La proposta deve essere allora coraggiosa ed ambiziosa e deve mirare al pieno sviluppo di un piano per l’attribuzione agli studenti della cittadinanza studentesca. 

Un primo punto fermo per l’affermazione di una cittadinanza studentesca integrata alla comunità bolognese potrebbe essere l’elezione, da parte degli studenti, di alcuni propri rappresentanti nel Consiglio metropolitano.

Sul punto occorre vigilare affinché questa elezione non diventi immediatamente una seconda competizione fra i partiti o una seconda parte delle elezioni universitarie per le associazioni studentesche, ma che sia un momento di partecipazione e condivisione per gli studenti chiamati a scegliere i propri rappresentanti. 

Il progetto di cittadinanza studentesca integra poi il diritto ad elementi fondamentali per la piena integrazione nel tessuto cittadino come l’iscrizione presso il medico di famiglia e le forniture basilari per la raccolta differenziata (che a volte non sono fornite nelle case prese in locazione).

Altro passaggio rilevante per l’affermazione di una cittadinanza studentesca riguarda la questione affitti.

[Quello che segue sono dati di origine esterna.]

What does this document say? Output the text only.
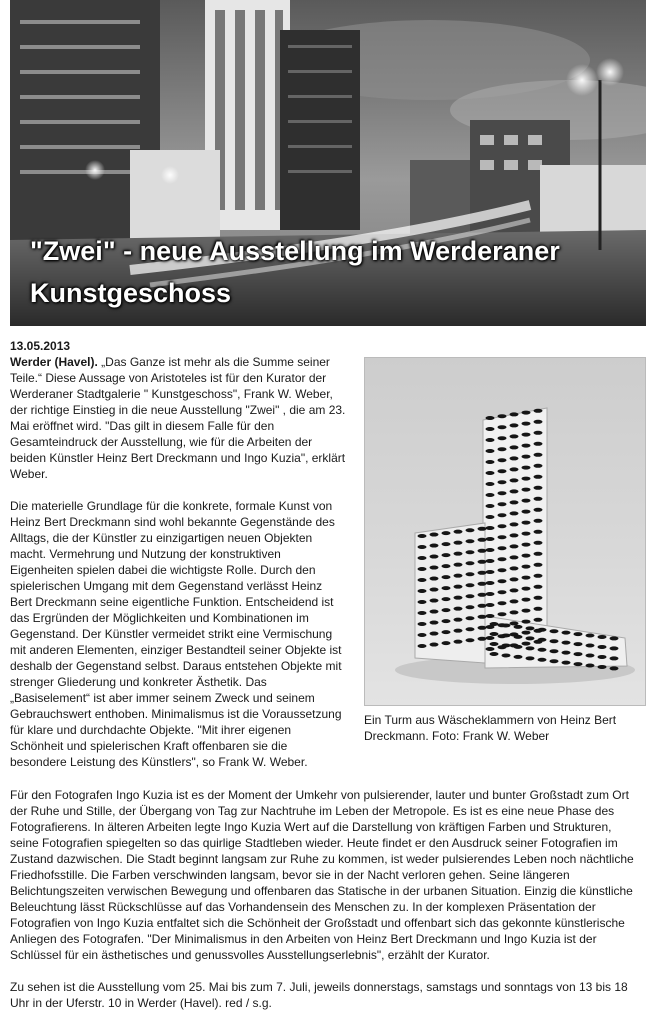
"Zwei" - neue Ausstellung im Werderaner Kunstgeschoss
13.05.2013

Werder (Havel). „Das Ganze ist mehr als die Summe seiner Teile.“ Diese Aussage von Aristoteles ist für den Kurator der Werderaner Stadtgalerie " Kunstgeschoss", Frank W. Weber, der richtige Einstieg in die neue Ausstellung "Zwei" , die am 23. Mai eröffnet wird. "Das gilt in diesem Falle für den Gesamteindruck der Ausstellung, wie für die Arbeiten der beiden Künstler Heinz Bert Dreckmann und Ingo Kuzia", erklärt Weber.

Die materielle Grundlage für die konkrete, formale Kunst von Heinz Bert Dreckmann sind wohl bekannte Gegenstände des Alltags, die der Künstler zu einzigartigen neuen Objekten macht. Vermehrung und Nutzung der konstruktiven Eigenheiten spielen dabei die wichtigste Rolle. Durch den spielerischen Umgang mit dem Gegenstand verlässt Heinz Bert Dreckmann seine eigentliche Funktion. Entscheidend ist das Ergründen der Möglichkeiten und Kombinationen im Gegenstand. Der Künstler vermeidet strikt eine Vermischung mit anderen Elementen, einziger Bestandteil seiner Objekte ist deshalb der Gegenstand selbst. Daraus entstehen Objekte mit strenger Gliederung und konkreter Ästhetik. Das „Basiselement“ ist aber immer seinem Zweck und seinem Gebrauchswert enthoben. Minimalismus ist die Voraussetzung für klare und durchdachte Objekte. "Mit ihrer eigenen Schönheit und spielerischen Kraft offenbaren sie die besondere Leistung des Künstlers", so Frank W. Weber.

Ein Turm aus Wäscheklammern von Heinz Bert Dreckmann. Foto: Frank W. Weber

Für den Fotografen Ingo Kuzia ist es der Moment der Umkehr von pulsierender, lauter und bunter Großstadt zum Ort der Ruhe und Stille, der Übergang von Tag zur Nachtruhe im Leben der Metropole. Es ist es eine neue Phase des Fotografierens. In älteren Arbeiten legte Ingo Kuzia Wert auf die Darstellung von kräftigen Farben und Strukturen, seine Fotografien spiegelten so das quirlige Stadtleben wieder. Heute findet er den Ausdruck seiner Fotografien im Zustand dazwischen. Die Stadt beginnt langsam zur Ruhe zu kommen, ist weder pulsierendes Leben noch nächtliche Friedhofsstille. Die Farben verschwinden langsam, bevor sie in der Nacht verloren gehen. Seine längeren Belichtungszeiten verwischen Bewegung und offenbaren das Statische in der urbanen Situation. Einzig die künstliche Beleuchtung lässt Rückschlüsse auf das Vorhandensein des Menschen zu. In der komplexen Präsentation der Fotografien von Ingo Kuzia entfaltet sich die Schönheit der Großstadt und offenbart sich das gekonnte künstlerische Anliegen des Fotografen. "Der Minimalismus in den Arbeiten von Heinz Bert Dreckmann und Ingo Kuzia ist der Schlüssel für ein ästhetisches und genussvolles Ausstellungserlebnis", erzählt der Kurator.

Zu sehen ist die Ausstellung vom 25. Mai bis zum 7. Juli, jeweils donnerstags, samstags und sonntags von 13 bis 18 Uhr in der Uferstr. 10 in Werder (Havel). red / s.g.
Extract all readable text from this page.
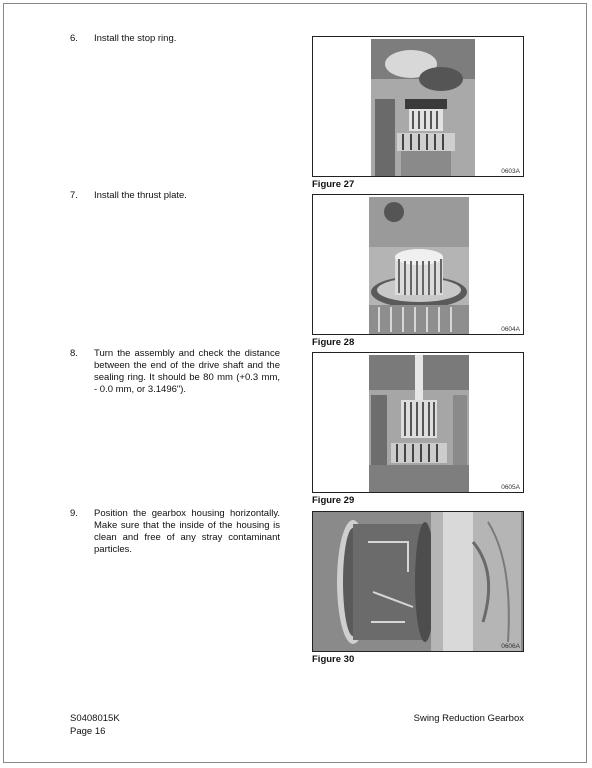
6. Install the stop ring.
7. Install the thrust plate.
8. Turn the assembly and check the distance between the end of the drive shaft and the sealing ring. It should be 80 mm (+0.3 mm, - 0.0 mm, or 3.1496").
9. Position the gearbox housing horizontally. Make sure that the inside of the housing is clean and free of any stray contaminant particles.
0603A
Figure 27
0604A
Figure 28
0605A
Figure 29
0606A
Figure 30
S0408015K
Page 16
Swing Reduction Gearbox
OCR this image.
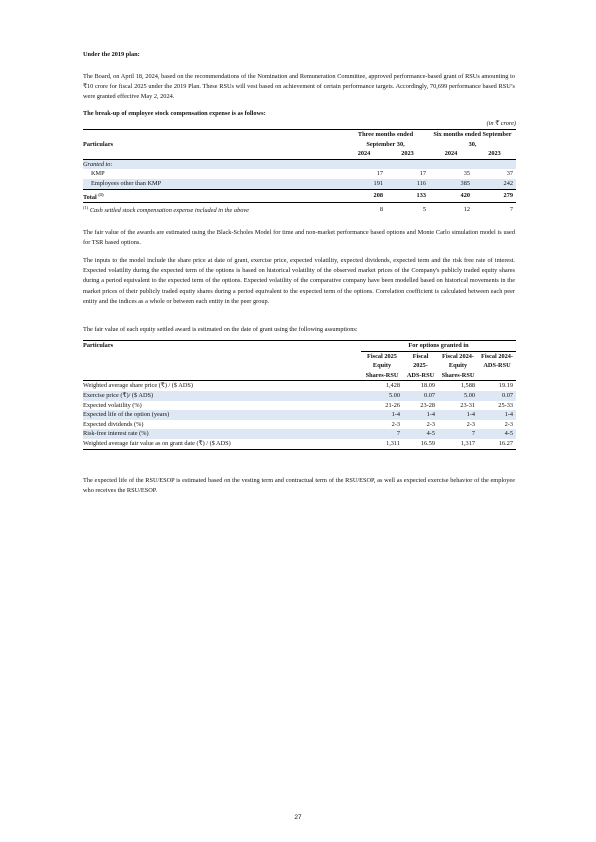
Under the 2019 plan:

The Board, on April 18, 2024, based on the recommendations of the Nomination and Remuneration Committee, approved performance-based grant of RSUs amounting to ₹10 crore for fiscal 2025 under the 2019 Plan. These RSUs will vest based on achievement of certain performance targets. Accordingly, 70,699 performance based RSU’s were granted effective May 2, 2024.

The break-up of employee stock compensation expense is as follows:
(in ₹ crore)
Particulars	Three months ended September 30,		Six months ended September 30,	
	2024	2023	2024	2023
Granted to:				
KMP	17	17	35	37
Employees other than KMP	191	116	385	242
Total $^{(1)}$	208	133	420	279
$^{(1)}$ Cash settled stock compensation expense included in the above	8	5	12	7

The fair value of the awards are estimated using the Black-Scholes Model for time and non-market performance based options and Monte Carlo simulation model is used for TSR based options.

The inputs to the model include the share price at date of grant, exercise price, expected volatility, expected dividends, expected term and the risk free rate of interest. Expected volatility during the expected term of the options is based on historical volatility of the observed market prices of the Company's publicly traded equity shares during a period equivalent to the expected term of the options. Expected volatility of the comparative company have been modelled based on historical movements in the market prices of their publicly traded equity shares during a period equivalent to the expected term of the options. Correlation coefficient is calculated between each peer entity and the indices as a whole or between each entity in the peer group.

The fair value of each equity settled award is estimated on the date of grant using the following assumptions:

Particulars	For options granted in			
	Fiscal 2025 Equity Shares-RSU	Fiscal 2025-ADS-RSU	Fiscal 2024-Equity Shares-RSU	Fiscal 2024-ADS-RSU
Weighted average share price (₹) / ($ ADS)	1,428	18.09	1,588	19.19
Exercise price (₹)/ ($ ADS)	5.00	0.07	5.00	0.07
Expected volatility (%)	21-26	23-28	23-31	25-33
Expected life of the option (years)	1-4	1-4	1-4	1-4
Expected dividends (%)	2-3	2-3	2-3	2-3
Risk-free interest rate (%)	7	4-5	7	4-5
Weighted average fair value as on grant date (₹) / ($ ADS)	1,311	16.59	1,317	16.27

The expected life of the RSU/ESOP is estimated based on the vesting term and contractual term of the RSU/ESOP, as well as expected exercise behavior of the employee who receives the RSU/ESOP.

27
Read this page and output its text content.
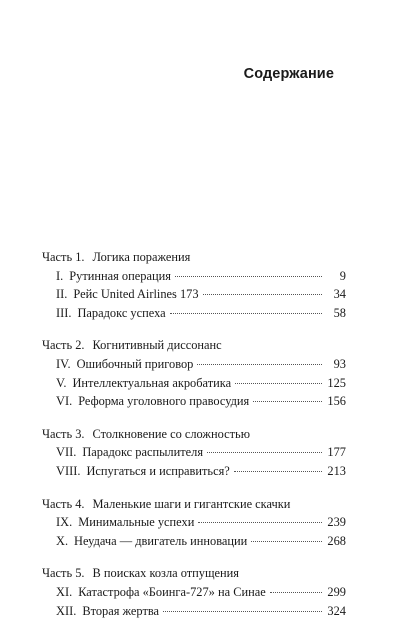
Содержание
Часть 1. Логика поражения
I. Рутинная операция	9
II. Рейс United Airlines 173	34
III. Парадокс успеха	58
Часть 2. Когнитивный диссонанс
IV. Ошибочный приговор	93
V. Интеллектуальная акробатика	125
VI. Реформа уголовного правосудия	156
Часть 3. Столкновение со сложностью
VII. Парадокс распылителя	177
VIII. Испугаться и исправиться?	213
Часть 4. Маленькие шаги и гигантские скачки
IX. Минимальные успехи	239
X. Неудача — двигатель инновации	268
Часть 5. В поисках козла отпущения
XI. Катастрофа «Боинга-727» на Синае	299
XII. Вторая жертва	324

È necessaria una mappatura degli alloggi tramite un registro e un garante per sancire un protocollo unificato fra proprietari e conduttori al fine di agevolare la locazione degli immobili da una parte (dunque sopperire alla carenza di alloggi) e garantire migliori condizioni all’interno delle strutture disponibili, fornendo un canale unico per le situazioni problematiche (come le discriminazioni nella fase di stipula del contratto che rappresentano una triste realtà ancora presente). 

L’emergenza Coronavirus in questo senso ha acuito le problematiche spingendo molti studenti a desistere dal trasferimento a Bologna o ad abbandonarla, spaventati dall’assenza di una infrastruttura capace di fornire certezze a livello economico e sociale in questo periodo di grande difficoltà per l’intero Paese. 

Bologna e la sua Università devono dunque unirsi, avere come collante gli studenti e i cittadini, sancire in tal mondo un nuovo patto per il futuro di una Bologna aperta e solidale e accogliente.

Infine, un accenno alla necessità di investire maggiormente, in una società che cambia velocemente e profondamente, su una formazione permanente e di qualità, per lavoratrici e lavoratori, attraverso il pieno coinvolgimento del mondo sindacale.

Così pure, occorre puntare con determinazione sulla ricerca, sia per favorire la transizione ecologica del sistema economico, sia per valorizzare le competenze e le strutture che a Bologna già esistono e operano.

Ecco, come Articolo Uno, continuiamo a sperare che la scuola nel suo insieme, dai zero-sei anni all’Università, diventi davvero il punto centrale di un programma di sviluppo del Paese, recuperando il tempo perso in riforme inutili e divisive, che hanno mortificato bambine/i, studentesse/studenti, insieme a tutto il personale che ogni giorno, all’interno di scuole e Università, si impegna per dare dignità al diritto all’apprendimento e allo studio.